1月18日の日曜日は、夏井川渓谷へ行くのをよした。隠居の畑に埋める生ごみは少ししかない。大寒(だいかん)を前にした厳寒期、土が露出したところは凍っているだろう。
代わりに別の用を足すことにした。1つは、考古資料館(常磐)の企画展「発掘磐城平城―冬の陣
近代磐城平の夜明け」を見ること。もう1つは、ローカルテレビが取り上げた梅の梅林寺(同)を訪ねること。
いつもの日曜日だと、平~小川の夏井川流域を行って戻るだけ。今回はそこから離れ、一つ山を越えた藤原川流域(主に支流の湯本川流域)へと車を走らせた。常磐ドライブである。
考古資料館へは里山ルートで行った。内郷の白水阿弥陀堂を過ぎ、山を越えて小野田(常磐)へ抜ける。
さらに山へと分け入って下ると、常磐ハワイアンセンター、いやスパリゾートハワイアンズのある藤原町(常磐)に出る。御斉所街道とバイパスとの交差点を左折すれば、すぐ考古資料館だ。

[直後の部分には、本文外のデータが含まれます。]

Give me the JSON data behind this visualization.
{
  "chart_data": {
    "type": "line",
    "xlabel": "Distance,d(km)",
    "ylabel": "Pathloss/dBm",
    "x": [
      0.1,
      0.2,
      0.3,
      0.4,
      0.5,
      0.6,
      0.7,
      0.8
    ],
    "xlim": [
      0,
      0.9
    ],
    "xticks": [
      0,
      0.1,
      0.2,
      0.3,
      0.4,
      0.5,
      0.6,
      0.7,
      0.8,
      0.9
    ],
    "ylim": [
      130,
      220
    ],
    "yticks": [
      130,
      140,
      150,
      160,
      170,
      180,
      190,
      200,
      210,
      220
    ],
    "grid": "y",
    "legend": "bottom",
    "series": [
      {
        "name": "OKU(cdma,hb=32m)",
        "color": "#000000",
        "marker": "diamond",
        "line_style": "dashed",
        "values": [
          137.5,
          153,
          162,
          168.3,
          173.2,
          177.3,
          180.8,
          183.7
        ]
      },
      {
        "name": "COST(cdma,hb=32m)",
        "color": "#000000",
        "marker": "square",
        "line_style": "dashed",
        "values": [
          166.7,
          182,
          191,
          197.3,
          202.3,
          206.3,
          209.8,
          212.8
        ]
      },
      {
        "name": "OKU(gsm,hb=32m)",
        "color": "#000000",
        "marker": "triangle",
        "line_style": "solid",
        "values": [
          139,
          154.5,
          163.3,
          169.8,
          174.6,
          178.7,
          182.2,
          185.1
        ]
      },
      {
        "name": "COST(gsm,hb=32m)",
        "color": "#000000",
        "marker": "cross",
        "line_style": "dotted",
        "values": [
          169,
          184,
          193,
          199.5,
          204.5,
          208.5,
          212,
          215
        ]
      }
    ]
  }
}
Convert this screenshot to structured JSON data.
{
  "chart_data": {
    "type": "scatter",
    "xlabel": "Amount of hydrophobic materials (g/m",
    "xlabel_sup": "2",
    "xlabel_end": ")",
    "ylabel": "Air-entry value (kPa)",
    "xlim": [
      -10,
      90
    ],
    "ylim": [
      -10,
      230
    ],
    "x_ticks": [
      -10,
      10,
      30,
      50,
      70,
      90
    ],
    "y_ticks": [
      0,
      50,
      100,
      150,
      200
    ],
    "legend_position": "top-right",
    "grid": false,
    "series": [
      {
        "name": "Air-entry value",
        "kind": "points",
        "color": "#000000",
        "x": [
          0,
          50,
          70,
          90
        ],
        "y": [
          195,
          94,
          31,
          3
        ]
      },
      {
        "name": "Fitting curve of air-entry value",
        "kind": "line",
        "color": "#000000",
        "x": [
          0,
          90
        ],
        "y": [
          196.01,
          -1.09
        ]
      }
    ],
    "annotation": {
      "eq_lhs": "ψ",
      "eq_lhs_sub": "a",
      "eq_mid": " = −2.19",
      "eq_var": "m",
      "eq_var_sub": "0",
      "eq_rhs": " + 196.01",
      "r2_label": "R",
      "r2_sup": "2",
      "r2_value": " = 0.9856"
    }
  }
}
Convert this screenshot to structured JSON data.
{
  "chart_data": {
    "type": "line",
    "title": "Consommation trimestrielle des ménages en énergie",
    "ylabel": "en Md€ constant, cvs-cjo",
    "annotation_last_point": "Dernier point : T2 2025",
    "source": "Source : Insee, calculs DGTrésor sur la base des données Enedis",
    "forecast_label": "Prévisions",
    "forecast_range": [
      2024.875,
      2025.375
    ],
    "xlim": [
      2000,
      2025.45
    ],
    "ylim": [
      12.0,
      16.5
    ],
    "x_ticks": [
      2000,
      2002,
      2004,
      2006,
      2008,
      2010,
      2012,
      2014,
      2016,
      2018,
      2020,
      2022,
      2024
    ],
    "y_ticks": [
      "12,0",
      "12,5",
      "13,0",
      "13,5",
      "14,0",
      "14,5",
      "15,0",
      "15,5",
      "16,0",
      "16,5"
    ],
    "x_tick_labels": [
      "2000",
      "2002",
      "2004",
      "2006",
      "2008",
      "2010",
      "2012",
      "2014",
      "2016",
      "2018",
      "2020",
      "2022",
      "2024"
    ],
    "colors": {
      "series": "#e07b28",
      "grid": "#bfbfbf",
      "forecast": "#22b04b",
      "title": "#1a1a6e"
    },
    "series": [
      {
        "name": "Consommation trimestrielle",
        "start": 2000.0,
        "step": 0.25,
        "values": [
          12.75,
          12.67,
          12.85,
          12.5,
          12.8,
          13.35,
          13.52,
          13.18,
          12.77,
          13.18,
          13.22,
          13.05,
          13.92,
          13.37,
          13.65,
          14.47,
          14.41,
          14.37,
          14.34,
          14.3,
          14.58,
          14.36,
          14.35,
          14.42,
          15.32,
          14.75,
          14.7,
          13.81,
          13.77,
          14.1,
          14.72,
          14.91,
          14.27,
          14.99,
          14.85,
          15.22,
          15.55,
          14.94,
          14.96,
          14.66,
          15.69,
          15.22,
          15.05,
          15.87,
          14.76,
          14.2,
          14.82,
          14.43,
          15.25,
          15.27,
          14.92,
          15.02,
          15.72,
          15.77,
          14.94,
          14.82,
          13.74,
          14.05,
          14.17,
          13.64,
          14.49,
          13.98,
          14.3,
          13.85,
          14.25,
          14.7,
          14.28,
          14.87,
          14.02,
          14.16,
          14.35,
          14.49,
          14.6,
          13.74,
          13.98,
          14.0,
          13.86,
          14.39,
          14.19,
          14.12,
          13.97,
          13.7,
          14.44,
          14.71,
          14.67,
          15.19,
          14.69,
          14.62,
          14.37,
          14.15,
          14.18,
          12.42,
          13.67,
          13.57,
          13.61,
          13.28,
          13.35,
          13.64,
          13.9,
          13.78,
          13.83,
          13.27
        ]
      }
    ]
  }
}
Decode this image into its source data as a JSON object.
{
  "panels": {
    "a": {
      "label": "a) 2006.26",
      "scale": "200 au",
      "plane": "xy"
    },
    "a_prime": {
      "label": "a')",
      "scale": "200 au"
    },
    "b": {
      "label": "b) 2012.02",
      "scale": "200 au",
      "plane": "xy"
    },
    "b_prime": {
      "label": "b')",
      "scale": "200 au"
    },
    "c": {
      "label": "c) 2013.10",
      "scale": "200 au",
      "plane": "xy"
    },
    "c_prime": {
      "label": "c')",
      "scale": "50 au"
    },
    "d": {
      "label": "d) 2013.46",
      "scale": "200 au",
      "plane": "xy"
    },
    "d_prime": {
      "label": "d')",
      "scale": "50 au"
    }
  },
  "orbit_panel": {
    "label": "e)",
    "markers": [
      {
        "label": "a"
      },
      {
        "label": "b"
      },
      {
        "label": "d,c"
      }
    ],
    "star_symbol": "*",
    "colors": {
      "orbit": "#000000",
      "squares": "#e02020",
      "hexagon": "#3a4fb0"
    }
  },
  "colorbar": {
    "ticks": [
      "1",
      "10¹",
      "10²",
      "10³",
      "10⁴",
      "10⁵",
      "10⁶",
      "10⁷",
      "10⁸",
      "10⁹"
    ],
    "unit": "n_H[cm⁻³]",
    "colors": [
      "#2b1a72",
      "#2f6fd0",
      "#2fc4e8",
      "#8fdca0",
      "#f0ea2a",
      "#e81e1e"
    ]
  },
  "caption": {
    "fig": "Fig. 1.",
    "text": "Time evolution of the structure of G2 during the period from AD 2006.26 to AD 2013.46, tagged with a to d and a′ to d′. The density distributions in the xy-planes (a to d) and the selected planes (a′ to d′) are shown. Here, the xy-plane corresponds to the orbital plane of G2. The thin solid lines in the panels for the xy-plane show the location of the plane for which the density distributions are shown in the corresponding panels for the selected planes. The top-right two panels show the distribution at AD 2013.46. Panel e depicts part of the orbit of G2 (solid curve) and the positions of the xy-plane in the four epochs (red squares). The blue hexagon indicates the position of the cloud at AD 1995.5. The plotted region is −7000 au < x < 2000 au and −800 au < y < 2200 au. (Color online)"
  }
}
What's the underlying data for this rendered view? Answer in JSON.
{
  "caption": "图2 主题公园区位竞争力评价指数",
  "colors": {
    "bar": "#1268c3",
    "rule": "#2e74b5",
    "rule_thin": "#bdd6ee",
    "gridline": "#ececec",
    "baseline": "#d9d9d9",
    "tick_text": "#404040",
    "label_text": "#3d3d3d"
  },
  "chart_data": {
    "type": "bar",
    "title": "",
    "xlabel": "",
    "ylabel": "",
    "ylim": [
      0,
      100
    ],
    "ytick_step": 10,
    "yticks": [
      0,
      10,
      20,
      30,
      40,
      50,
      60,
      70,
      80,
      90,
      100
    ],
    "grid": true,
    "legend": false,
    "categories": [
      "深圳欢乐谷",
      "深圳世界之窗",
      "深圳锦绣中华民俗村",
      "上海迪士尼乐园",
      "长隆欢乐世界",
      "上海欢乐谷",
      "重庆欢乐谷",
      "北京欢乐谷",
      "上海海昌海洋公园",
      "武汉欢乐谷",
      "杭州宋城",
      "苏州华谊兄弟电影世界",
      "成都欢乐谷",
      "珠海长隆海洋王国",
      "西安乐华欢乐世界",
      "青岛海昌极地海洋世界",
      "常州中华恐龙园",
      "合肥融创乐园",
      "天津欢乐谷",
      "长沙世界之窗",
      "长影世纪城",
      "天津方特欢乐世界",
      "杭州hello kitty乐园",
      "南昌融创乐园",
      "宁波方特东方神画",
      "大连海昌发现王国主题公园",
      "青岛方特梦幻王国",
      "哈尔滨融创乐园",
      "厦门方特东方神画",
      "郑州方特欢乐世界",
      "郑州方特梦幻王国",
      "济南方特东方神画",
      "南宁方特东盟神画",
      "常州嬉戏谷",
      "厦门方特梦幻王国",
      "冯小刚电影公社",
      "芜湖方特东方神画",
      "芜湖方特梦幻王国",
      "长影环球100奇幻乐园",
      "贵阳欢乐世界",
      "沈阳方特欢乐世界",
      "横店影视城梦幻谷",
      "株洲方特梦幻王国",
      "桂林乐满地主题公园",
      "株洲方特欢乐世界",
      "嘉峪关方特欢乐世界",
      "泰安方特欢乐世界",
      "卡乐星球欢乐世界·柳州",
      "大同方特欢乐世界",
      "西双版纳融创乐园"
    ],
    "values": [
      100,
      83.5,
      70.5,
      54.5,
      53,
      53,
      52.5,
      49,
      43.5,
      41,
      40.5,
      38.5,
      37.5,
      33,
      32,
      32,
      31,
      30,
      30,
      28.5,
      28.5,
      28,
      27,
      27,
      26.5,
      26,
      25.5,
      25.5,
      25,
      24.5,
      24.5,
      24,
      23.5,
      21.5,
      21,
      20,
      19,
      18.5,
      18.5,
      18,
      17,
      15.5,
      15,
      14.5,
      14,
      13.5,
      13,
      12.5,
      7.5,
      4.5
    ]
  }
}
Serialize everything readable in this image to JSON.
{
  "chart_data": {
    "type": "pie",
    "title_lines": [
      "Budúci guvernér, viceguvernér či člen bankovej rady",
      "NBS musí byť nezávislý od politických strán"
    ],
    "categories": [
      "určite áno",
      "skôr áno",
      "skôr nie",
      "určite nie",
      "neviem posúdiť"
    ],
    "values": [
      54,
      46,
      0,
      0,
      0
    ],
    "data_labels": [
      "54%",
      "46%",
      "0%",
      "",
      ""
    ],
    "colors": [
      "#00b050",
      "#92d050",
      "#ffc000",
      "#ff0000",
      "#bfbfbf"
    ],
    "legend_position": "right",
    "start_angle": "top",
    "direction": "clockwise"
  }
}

企画展では明治になってからの常磐線開通と平(現いわき)駅のコーナーをチェックした=写真上1。
蒸気機関車には大量の水が要る。いわき民報に教育文化事業団の調査係長が書いていたのだが、今の常磐線開通に合わせて平駅構内に地下貯水槽ができた。
水はどこから引いたのか。『よしま――ふるさとの歴史散歩』(1998年)には、日本鉄道株式会社が好間江筋と愛谷江筋の合流点から水を買った、とある。その関連を知りたかったのだが、鉄道への取水口と導水路の記述はなかった。
同館の次は水野谷町(同)の梅林寺へ。御斉所街道に出て湯本駅前を通過し、踏切を渡って旧国道6号に抜け、左折して丘陵地のすそ野を進むと、ほどなく寺に着いた。
テレビの影響力はなかなかのものだ。駐車場にはマイカーが続々とやって来る。仙台ナンバーもあった。
墓地は平地と斜面にある。本堂も中腹に建つ。寺の名前にちなんで、ご住職が梅の苗木を植え続けた。今も植えている。本堂の裏山の方が見ごたえがあるそうだ。
私は中腹の紅梅=写真上2=を見てよしとした。カミサンに誘われても、先には足が進まない。息が切れる。
梅は2月が見ごろという。梅だけではない。秋にはヒガンバナが咲き誇る。いつも何かの花が咲いている。「花の寺」でもある。そのための手入れを怠らない。この時期、やっと一息ついたところだとか。
常磐ドライブのしめくくりは湯本駅前の「久つみ」へ。「温泉まんじゅう」を販売している。
店番をしているのは昔からの知り合いで、年賀のあいさつをしていると、和菓子職を継いだ娘さんが工場からまんじゅうを運んで来た。十何年ぶりかの再会だ。カミサンは何個もまんじゅうを買った。それだけで私も正月らしい気分になった。